Nearly 30,000 Mac computers worldwide have been infected by a mysterious malware called Silver Sparrow, according to researchers at the Red Canary security company.
There is a common stereotype that Mac computers are largely immune to malware, which is not true.
And theExplained (Tony Lambert) Tony Lambert, analyst at Red Canary, says the malware does not display the behaviors expected from the usual adware that often targets macOS.
It is not clear what the target of the malware is, researchers said: Silver Sparrow includes a self-destruct mechanism that may remove any traces of it, and it appears that it was not used.

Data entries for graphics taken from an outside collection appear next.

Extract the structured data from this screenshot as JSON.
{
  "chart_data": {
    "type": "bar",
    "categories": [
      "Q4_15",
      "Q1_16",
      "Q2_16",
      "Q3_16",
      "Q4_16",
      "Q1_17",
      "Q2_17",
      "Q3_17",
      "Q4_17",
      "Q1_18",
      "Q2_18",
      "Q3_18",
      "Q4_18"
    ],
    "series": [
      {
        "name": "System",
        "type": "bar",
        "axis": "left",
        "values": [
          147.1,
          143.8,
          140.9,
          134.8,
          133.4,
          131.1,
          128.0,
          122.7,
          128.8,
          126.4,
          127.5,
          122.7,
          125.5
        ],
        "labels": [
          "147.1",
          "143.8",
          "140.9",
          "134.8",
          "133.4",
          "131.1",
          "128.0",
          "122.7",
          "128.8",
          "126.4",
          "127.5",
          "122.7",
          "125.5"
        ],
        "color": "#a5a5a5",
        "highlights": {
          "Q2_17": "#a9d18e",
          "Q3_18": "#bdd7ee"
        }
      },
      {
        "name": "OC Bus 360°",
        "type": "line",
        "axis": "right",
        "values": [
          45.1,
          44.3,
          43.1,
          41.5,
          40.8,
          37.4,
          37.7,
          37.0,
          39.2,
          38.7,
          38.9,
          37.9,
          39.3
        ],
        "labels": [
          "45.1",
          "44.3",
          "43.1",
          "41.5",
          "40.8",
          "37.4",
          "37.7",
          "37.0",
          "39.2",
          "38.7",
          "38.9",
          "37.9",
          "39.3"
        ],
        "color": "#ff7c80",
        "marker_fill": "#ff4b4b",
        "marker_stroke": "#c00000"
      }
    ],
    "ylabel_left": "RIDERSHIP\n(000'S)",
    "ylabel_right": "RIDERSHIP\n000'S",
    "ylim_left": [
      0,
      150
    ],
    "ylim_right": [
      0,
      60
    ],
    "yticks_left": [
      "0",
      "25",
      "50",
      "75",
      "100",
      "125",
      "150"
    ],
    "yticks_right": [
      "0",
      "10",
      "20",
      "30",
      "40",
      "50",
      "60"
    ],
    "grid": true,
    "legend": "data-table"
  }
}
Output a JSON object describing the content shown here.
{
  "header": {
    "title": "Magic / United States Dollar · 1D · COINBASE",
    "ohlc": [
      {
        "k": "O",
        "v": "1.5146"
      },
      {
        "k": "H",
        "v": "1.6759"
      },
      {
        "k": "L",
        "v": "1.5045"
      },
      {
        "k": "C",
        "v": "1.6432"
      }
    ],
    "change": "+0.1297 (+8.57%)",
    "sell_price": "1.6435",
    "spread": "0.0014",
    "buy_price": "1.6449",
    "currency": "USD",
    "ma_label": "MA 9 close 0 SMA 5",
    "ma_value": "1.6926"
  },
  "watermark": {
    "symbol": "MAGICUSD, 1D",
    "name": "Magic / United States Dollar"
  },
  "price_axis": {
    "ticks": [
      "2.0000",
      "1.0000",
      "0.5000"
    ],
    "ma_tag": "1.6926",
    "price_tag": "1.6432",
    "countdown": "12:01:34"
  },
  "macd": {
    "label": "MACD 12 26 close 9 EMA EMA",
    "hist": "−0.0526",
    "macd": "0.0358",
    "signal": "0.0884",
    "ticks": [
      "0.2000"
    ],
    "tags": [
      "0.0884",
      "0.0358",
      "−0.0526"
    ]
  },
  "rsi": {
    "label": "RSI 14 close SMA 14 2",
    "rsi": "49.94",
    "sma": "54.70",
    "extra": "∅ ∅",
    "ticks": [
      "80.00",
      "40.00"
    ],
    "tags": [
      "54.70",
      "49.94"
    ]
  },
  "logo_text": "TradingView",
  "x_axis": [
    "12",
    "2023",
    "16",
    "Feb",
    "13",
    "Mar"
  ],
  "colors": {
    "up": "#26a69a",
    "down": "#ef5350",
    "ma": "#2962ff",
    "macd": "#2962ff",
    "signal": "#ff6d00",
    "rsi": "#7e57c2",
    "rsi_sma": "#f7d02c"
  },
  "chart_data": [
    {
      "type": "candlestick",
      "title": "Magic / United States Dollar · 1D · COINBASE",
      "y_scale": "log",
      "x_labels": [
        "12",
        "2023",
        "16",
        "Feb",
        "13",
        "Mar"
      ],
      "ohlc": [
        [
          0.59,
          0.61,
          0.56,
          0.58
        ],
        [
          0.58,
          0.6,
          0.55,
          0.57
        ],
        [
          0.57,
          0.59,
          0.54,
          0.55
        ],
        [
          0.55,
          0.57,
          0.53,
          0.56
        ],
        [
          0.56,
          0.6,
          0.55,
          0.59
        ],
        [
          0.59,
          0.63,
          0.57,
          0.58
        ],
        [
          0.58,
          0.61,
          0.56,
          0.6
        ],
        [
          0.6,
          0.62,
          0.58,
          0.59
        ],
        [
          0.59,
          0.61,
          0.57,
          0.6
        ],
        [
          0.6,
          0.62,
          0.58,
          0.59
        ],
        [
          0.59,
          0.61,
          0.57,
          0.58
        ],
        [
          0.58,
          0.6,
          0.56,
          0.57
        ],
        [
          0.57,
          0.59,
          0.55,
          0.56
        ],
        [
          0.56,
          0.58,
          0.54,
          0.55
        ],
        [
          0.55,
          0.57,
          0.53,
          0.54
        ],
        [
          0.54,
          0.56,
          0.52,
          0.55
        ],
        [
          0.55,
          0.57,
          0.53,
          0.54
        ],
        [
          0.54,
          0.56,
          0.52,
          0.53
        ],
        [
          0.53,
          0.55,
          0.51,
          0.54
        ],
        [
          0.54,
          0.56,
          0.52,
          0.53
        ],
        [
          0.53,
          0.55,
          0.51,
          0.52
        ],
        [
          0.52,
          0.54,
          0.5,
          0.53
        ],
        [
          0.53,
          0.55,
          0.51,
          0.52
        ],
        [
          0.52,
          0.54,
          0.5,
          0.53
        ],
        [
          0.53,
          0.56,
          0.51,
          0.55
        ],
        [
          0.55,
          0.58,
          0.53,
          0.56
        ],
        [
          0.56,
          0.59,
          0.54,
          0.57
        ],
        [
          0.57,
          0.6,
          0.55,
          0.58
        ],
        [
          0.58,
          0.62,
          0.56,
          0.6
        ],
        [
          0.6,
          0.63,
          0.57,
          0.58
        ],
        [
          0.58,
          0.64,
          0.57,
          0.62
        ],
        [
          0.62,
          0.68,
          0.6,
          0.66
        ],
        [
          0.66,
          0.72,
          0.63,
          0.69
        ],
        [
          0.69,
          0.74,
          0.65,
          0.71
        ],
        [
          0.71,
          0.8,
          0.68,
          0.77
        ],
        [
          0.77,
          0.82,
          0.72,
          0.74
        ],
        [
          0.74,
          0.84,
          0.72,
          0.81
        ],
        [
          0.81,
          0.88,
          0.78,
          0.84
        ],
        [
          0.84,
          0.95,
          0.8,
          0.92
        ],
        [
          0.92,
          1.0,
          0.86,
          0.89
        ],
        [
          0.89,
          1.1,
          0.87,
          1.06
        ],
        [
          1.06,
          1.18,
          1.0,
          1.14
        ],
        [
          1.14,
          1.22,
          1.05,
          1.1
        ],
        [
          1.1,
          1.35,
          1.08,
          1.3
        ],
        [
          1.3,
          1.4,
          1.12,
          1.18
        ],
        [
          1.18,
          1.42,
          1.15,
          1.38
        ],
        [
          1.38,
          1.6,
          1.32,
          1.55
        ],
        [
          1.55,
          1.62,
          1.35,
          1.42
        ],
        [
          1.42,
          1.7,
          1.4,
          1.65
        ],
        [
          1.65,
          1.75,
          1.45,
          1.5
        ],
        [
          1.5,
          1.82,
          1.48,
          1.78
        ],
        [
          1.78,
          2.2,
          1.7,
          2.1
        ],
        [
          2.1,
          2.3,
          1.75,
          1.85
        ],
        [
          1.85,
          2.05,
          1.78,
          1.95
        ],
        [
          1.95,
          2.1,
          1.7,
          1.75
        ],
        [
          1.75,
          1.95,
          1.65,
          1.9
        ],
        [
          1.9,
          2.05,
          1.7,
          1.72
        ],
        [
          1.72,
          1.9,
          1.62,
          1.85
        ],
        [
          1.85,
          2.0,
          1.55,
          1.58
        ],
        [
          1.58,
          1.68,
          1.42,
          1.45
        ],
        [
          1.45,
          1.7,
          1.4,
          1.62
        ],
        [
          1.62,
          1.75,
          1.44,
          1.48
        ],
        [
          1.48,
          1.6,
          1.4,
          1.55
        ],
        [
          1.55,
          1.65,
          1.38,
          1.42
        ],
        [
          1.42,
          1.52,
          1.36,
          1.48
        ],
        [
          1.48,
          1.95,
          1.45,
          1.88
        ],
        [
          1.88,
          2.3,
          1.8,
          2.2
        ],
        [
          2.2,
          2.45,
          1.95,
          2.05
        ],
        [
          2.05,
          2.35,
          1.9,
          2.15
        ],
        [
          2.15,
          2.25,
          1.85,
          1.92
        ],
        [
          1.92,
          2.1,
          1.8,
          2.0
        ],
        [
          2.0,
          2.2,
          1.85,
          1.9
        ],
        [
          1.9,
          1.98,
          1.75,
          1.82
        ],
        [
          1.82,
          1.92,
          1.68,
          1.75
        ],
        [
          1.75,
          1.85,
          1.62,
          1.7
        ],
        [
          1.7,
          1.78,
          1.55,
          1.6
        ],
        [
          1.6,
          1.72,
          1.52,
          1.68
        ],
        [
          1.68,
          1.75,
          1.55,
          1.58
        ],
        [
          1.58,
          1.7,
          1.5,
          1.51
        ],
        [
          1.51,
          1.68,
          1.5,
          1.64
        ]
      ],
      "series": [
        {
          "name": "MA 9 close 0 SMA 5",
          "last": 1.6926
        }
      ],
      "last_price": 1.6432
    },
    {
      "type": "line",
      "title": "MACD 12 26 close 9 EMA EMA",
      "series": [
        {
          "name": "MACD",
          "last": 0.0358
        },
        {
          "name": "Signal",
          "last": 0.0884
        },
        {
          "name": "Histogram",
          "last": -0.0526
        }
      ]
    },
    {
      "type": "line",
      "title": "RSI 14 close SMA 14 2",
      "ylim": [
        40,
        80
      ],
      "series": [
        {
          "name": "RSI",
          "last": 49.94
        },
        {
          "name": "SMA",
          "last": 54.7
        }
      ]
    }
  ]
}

It is unclear what would trigger this functionality.
Notably, Silver Sparrow contains code that originally runs via Apple’s M1 chip, which was released in November, making it the second known malware to do so.
The researchers write: Although we haven’t noticed Silver Sparrow offering additional harmful parts yet, its compatibility with the M1 chip, global reach, relatively high infection rate, and operational maturity indicates Silver Sparrow is a serious threat.
Silver Sparrow has infected Macs in 153 countries as of February 17, with higher concentrations reported in the United States, the United Kingdom, Canada, France and Germany, according to data from the website Malwarebytes, which prevents ransomware attacks.
The Red Canary post goes into more detail, including how they discovered multiple versions that target Intel chips as well, in addition to the M1 chip, which is strange given that the devices running this chip are still very recent.
And security researcher Patrick Wardle earlier this month published a story about the first malware targeting new Apple chips.
The researchers warn that Apple’s switch from Intel to its own could make it easier for hackers to introduce malware.